For smaller monitoring programs, like the iRON, these partnerships provide an important opportunity to extend the impact of local observations. Contributing data to community repositories (even those that update annually rather than in real time) and adopting shared standards reduces duplication of effort, promotes interoperability, and allows individual networks to contribute to regional, national, and global understanding of environmental change.

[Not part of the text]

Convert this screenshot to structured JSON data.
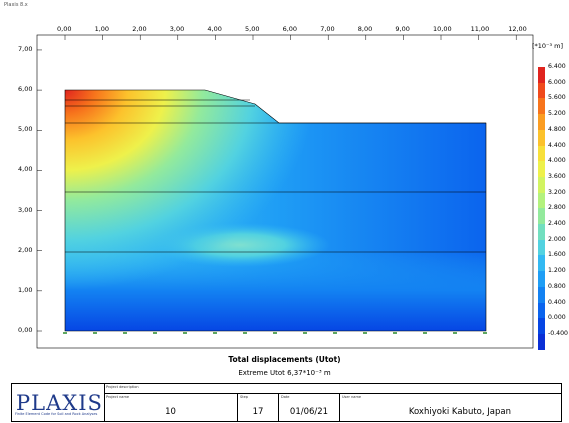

Quality assurance and quality control (QA/QC) are critical elements to a usable and informative dataset. Community guidance such as the National Coordinated Soil Moisture Monitoring Network’s “Soil Moisture Data Quality Guidance” emphasizes the importance of standardized metadata, documented QA/QC procedures, routine maintenance, and automated quality checks. These rigorous standards allow for cross-comparison between networks and for broader data application.
The iRON’s QA/QC practices evolved alongside the network as new community standards emerged. Aligning with these broader frameworks has improved the transparency and usability of the iRON data while facilitating intercomparison with other soil moisture networks.